3. Discard supernatants. Resuspend (vortex) each pellet in 0.3 ml P1 solution. Add 0.3 ml of P2 solution and gently shake tube to mix the contents. Let sit at room temperature for 5 min or so. The appearance of the suspension should change from very turbid to almost translucent.
4. Slowly add 0.3 ml P3 solution to each tube and gently shake during addition. A thick white precipitate of protein and E. coli DNA will form. After adding P3 solution to every tube, place the tubes on ice for at least 5 min.
5. Place tubes in the SM24 rotor and spin at 10,000 rpm for 10 min at 4 °C.
6. Remove tubes from centrifuge and place on ice. Transfer supernatant using a P1000 or a disposable pipette to a 1.5 ml eppendorf tube that contains 0.8 ml ice-cold isopropanol. Try to avoid any white precipitate material. Mix by inverting tube a few times; place tubes on ice for at least 5 min. At this stage, samples can be left at -20°C overnight.
7. Spin in cold microfuge for 15 min.
8. Remove supernatant and add 0.5 ml of 70% EtOH to each tube. Invert tubes several times to wash the DNA pellets. Spin in cold microfuge for 5 min. Optional:repeat step 8.
9. Remove as much of the supernatant as possible.

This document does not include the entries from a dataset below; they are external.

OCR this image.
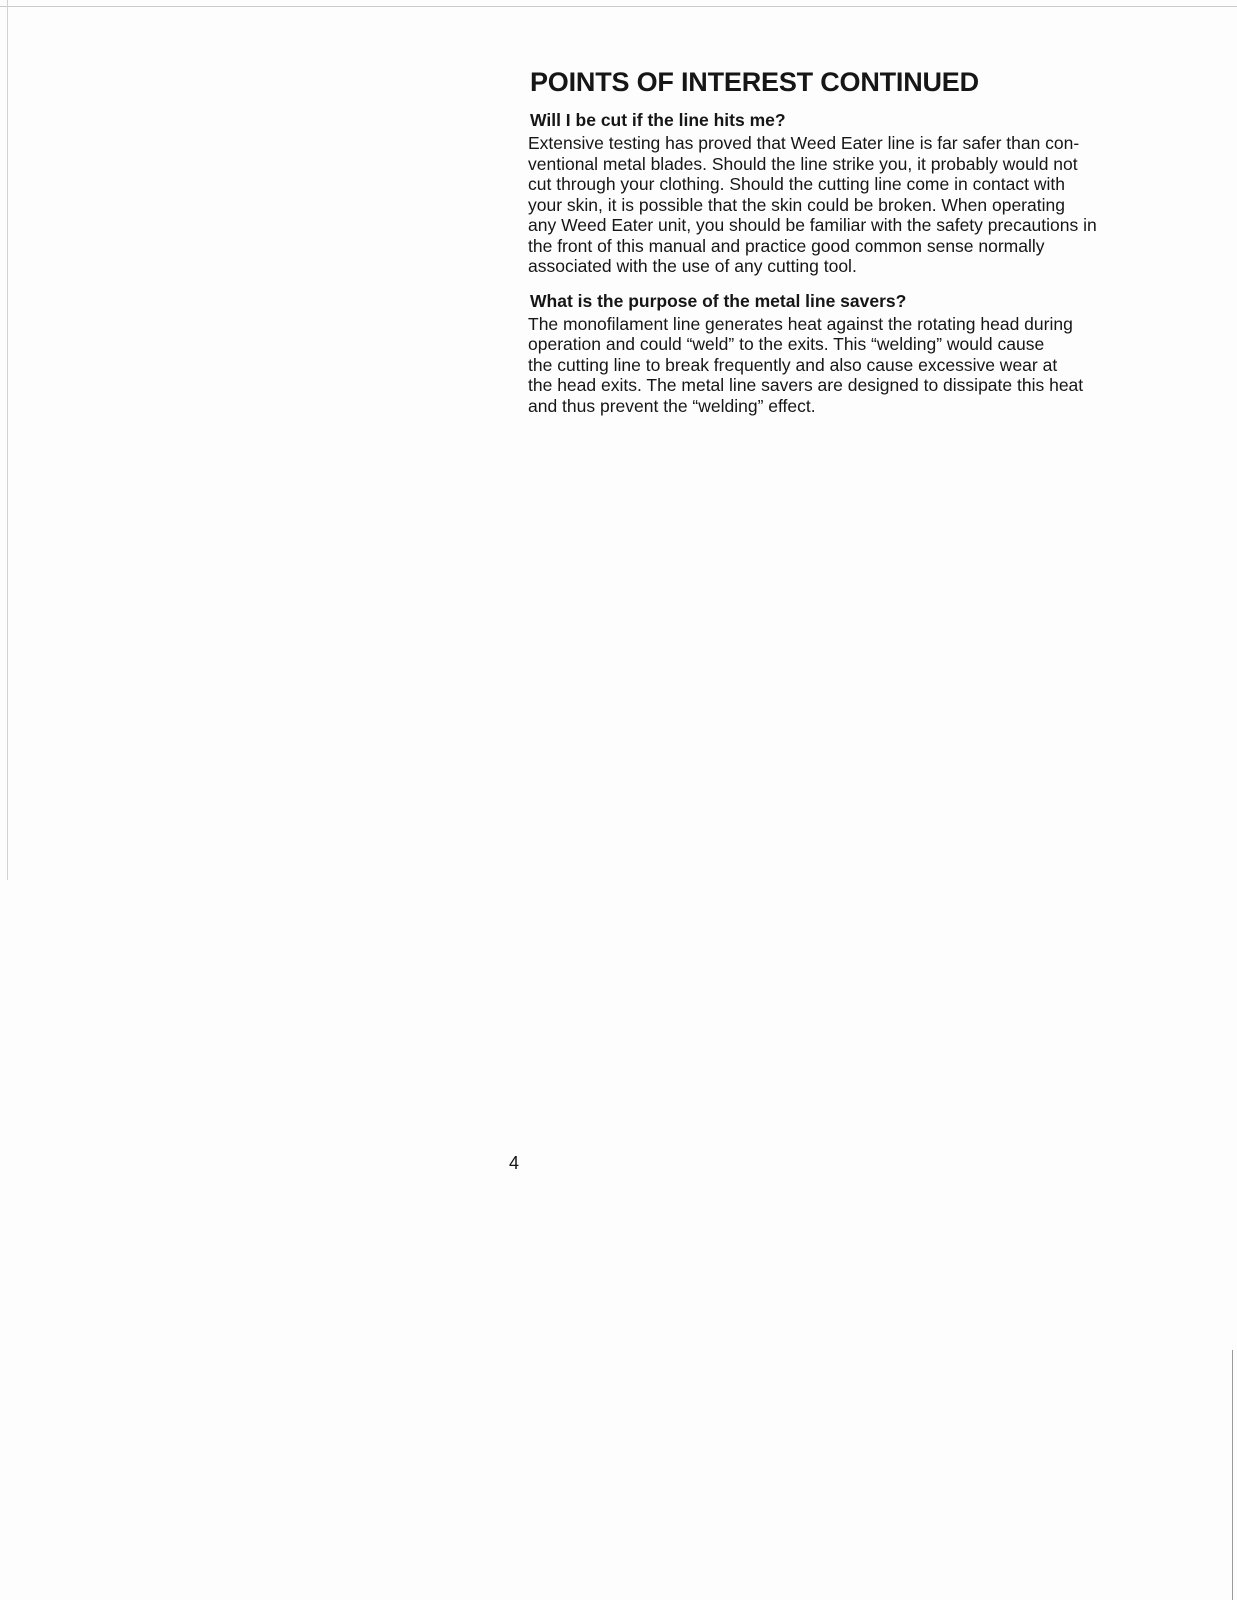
POINTS OF INTEREST CONTINUED
Will I be cut if the line hits me?

Extensive testing has proved that Weed Eater line is far safer than con-
ventional metal blades. Should the line strike you, it probably would not
cut through your clothing. Should the cutting line come in contact with
your skin, it is possible that the skin could be broken. When operating
any Weed Eater unit, you should be familiar with the safety precautions in
the front of this manual and practice good common sense normally
associated with the use of any cutting tool.

What is the purpose of the metal line savers?

The monofilament line generates heat against the rotating head during
operation and could “weld” to the exits. This “welding” would cause
the cutting line to break frequently and also cause excessive wear at
the head exits. The metal line savers are designed to dissipate this heat
and thus prevent the “welding” effect.

4
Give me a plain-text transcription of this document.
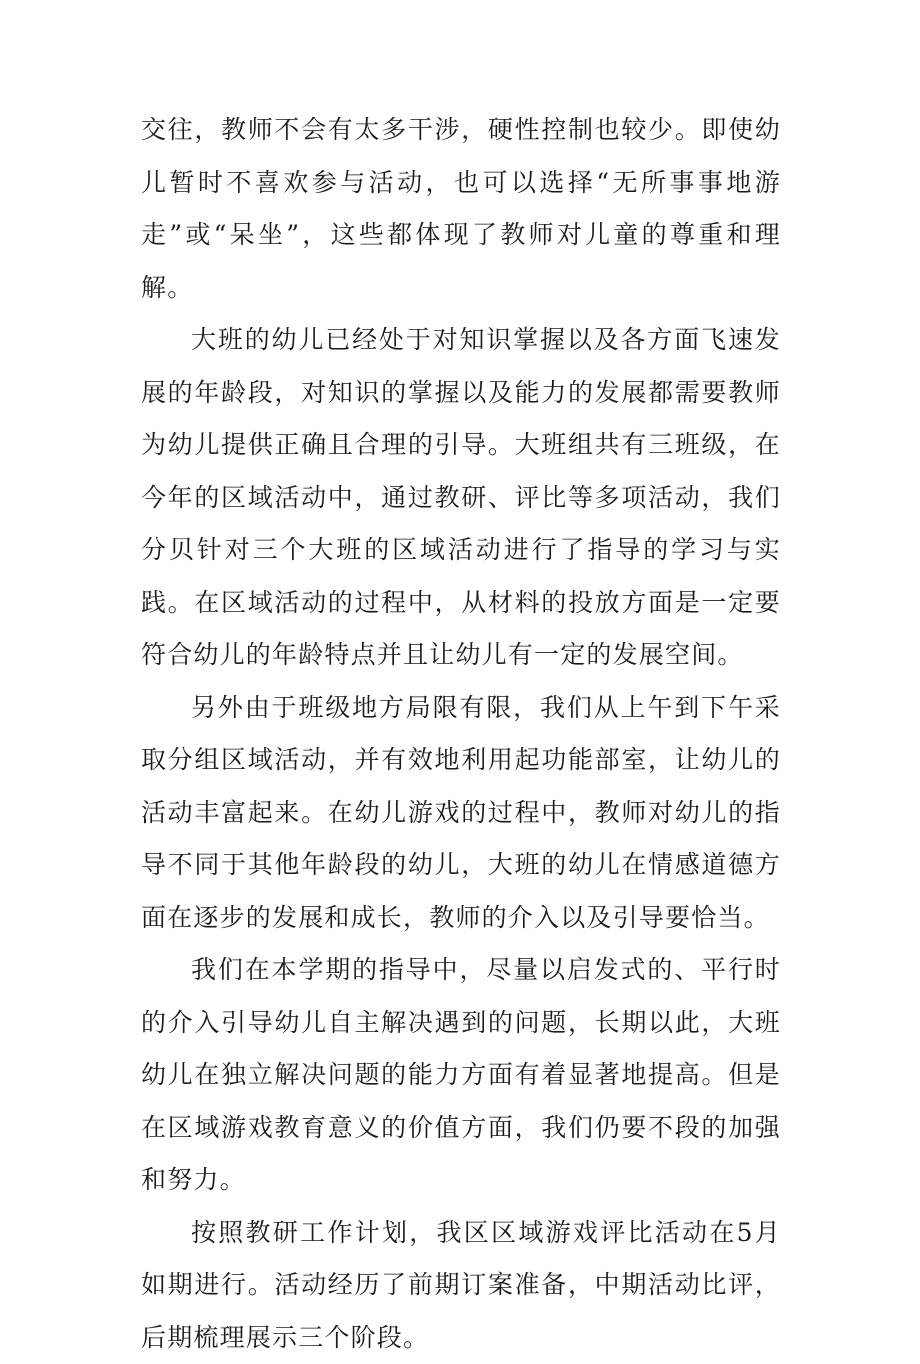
交往，教师不会有太多干涉，硬性控制也较少。即使幼儿暂时不喜欢参与活动，也可以选择“无所事事地游走”或“呆坐”，这些都体现了教师对儿童的尊重和理解。

大班的幼儿已经处于对知识掌握以及各方面飞速发展的年龄段，对知识的掌握以及能力的发展都需要教师为幼儿提供正确且合理的引导。大班组共有三班级，在今年的区域活动中，通过教研、评比等多项活动，我们分贝针对三个大班的区域活动进行了指导的学习与实践。在区域活动的过程中，从材料的投放方面是一定要符合幼儿的年龄特点并且让幼儿有一定的发展空间。

另外由于班级地方局限有限，我们从上午到下午采取分组区域活动，并有效地利用起功能部室，让幼儿的活动丰富起来。在幼儿游戏的过程中，教师对幼儿的指导不同于其他年龄段的幼儿，大班的幼儿在情感道德方面在逐步的发展和成长，教师的介入以及引导要恰当。

我们在本学期的指导中，尽量以启发式的、平行时的介入引导幼儿自主解决遇到的问题，长期以此，大班幼儿在独立解决问题的能力方面有着显著地提高。但是在区域游戏教育意义的价值方面，我们仍要不段的加强和努力。

按照教研工作计划，我区区域游戏评比活动在5月如期进行。活动经历了前期订案准备，中期活动比评，后期梳理展示三个阶段。
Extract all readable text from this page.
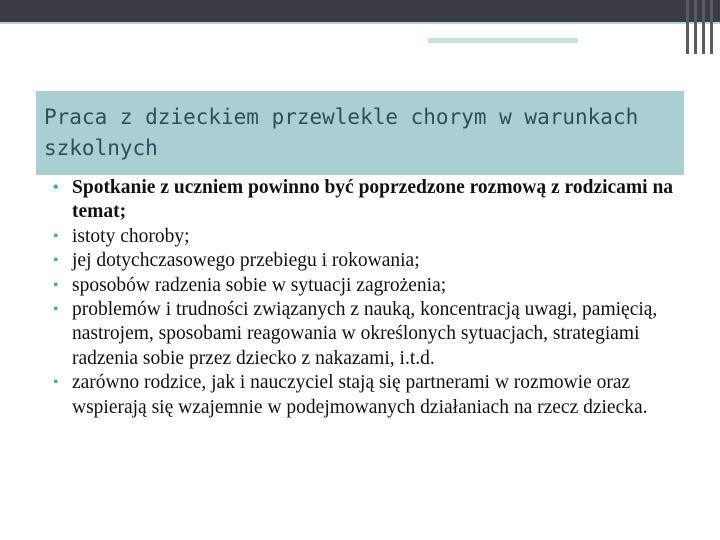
Praca z dzieckiem przewlekle chorym w warunkach szkolnych
• Spotkanie z uczniem powinno być poprzedzone rozmową z rodzicami na temat;
• istoty choroby;
• jej dotychczasowego przebiegu i rokowania;
• sposobów radzenia sobie w sytuacji zagrożenia;
• problemów i trudności związanych z nauką, koncentracją uwagi, pamięcią, nastrojem, sposobami reagowania w określonych sytuacjach, strategiami radzenia sobie przez dziecko z nakazami, i.t.d.
• zarówno rodzice, jak i nauczyciel stają się partnerami w rozmowie oraz wspierają się wzajemnie w podejmowanych działaniach na rzecz dziecka.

Occasionally, pellets will become dislodged from the tube so it is better to carefully aspirate off the supernatant rather than pour it off.
10. Air dry pellets at room temp. When the DNA pellets turn from while to translucent in appearance, i.e., when most of the ethanol has evaporated, resuspend each in 40 ul TE. Do not use a narrow bore pipets tip to mechanically resuspend DNA sample; rather, allow the solution to sit in the tube with occasional tapping of the bottom of the tube. For large PAC clones resuspension may take over 1 hour.
11. Use 5 ul for digestion with Notl or other rare cutter enzymes. There are Notl sites flanking the Sp6 and T7 promotor regions of the CYPAC2 vector; therefore, this is a very useful enzyme for analysis of insert size and for partial digest restriction mapping. Use 7-10 ul for digestion with a more frequent cutter such as BamHI or EcoRI.